INTRODUCTION: Knowledge of antimicrobial resistance and trends in resistance patterns among major pathogens causing infections in young infants (up to 90 days of life) is an important component of developing community-based management strategies. Hospital-based data suggest alarming rates of resistance to ampicillin and gentamicin, the first-line antimicrobial agents recommended by WHO for treatment of serious infections in young infants.

METHODS: We searched the literature published since 1990 for studies from developing countries reporting resistance among serious community-acquired infections (including sepsis, pneumonia, and meningitis) in young infants.

RESULTS: Only 10 relevant reports were retrieved. Among the 3 major pathogens studied (Escherichia coli, Staphyloccoccus aureus, and Klebsiella species), a high proportion of E. coli were ampicillin (72%) and cotrimoxazole (78%) resistant; 19% were resistant to third generation cephalosporins. Among Klebsiella species, almost all were resistant to ampicillin, 45% to cotrimoxazole, and 66% to third generation cephalosporins. Resistance to gentamicin was low among E. coli (13%), but much higher among Klebsiella species (60%). Methicillin resistance S. aureus (MRSA) was rare (1 of 33 isolates) but 46% were resistant to cotrimoxazole.

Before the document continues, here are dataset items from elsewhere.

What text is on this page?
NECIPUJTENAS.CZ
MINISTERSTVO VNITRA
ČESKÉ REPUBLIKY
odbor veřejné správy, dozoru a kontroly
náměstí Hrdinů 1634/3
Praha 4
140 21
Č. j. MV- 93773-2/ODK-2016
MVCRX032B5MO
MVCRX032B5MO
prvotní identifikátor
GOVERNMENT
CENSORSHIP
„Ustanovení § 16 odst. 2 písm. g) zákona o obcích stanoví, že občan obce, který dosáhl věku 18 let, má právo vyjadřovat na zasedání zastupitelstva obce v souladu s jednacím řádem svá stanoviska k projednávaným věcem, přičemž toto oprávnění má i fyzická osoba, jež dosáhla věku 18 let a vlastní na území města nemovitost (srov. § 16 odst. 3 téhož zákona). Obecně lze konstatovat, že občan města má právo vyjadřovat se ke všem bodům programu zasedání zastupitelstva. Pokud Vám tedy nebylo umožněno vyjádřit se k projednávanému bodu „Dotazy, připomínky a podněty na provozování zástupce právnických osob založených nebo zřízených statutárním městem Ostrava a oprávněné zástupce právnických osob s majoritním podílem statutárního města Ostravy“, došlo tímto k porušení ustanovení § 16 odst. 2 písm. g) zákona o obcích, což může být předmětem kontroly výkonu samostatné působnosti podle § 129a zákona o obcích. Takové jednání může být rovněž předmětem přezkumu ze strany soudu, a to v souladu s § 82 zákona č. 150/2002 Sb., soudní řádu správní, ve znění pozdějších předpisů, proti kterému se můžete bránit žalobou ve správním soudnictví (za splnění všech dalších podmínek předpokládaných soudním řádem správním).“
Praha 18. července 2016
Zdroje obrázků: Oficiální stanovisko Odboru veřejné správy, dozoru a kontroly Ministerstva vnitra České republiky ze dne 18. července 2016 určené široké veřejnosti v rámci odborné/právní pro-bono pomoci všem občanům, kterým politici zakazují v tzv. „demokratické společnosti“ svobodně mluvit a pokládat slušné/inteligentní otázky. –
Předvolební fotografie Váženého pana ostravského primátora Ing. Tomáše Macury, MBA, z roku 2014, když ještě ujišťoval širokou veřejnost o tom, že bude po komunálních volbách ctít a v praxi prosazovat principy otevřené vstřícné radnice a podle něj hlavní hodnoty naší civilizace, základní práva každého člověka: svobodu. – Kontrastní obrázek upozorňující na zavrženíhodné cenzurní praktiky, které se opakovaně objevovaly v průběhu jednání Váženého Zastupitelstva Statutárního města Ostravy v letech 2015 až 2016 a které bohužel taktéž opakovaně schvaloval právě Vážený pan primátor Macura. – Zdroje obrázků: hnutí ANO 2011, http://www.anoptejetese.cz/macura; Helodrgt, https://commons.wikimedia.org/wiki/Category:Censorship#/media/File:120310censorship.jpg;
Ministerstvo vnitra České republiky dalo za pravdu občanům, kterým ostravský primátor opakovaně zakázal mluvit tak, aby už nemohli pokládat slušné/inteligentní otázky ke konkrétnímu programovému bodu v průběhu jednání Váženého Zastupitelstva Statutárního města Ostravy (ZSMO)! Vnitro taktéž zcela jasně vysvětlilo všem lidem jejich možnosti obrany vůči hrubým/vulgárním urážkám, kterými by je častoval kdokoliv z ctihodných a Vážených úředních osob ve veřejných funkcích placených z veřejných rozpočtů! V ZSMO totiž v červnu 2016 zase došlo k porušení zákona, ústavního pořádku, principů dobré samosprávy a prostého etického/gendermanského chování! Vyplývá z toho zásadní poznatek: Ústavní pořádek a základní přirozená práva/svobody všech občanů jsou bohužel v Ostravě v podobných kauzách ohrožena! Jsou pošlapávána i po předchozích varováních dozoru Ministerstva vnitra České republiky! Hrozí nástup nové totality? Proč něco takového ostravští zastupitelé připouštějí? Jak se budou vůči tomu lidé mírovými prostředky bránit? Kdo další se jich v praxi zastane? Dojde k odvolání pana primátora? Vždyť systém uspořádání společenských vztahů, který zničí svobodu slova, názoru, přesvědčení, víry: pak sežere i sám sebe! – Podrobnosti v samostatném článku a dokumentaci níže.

CONCLUSIONS: Antimicrobial resistance data for infections in young infants from community-based studies were extremely limited. Significant resistance, in particular to cotrimoxazole among all pathogens, and to gentamicin and third generation cephalosporins among Klebsiella and emerging resistance in E. coli is cause for concern. Limited data pose a challenge in devising simple community-based management strategies. Further studies from different developing country regions are needed to determine prevalence of resistant strains, as well as assess regional and time trends.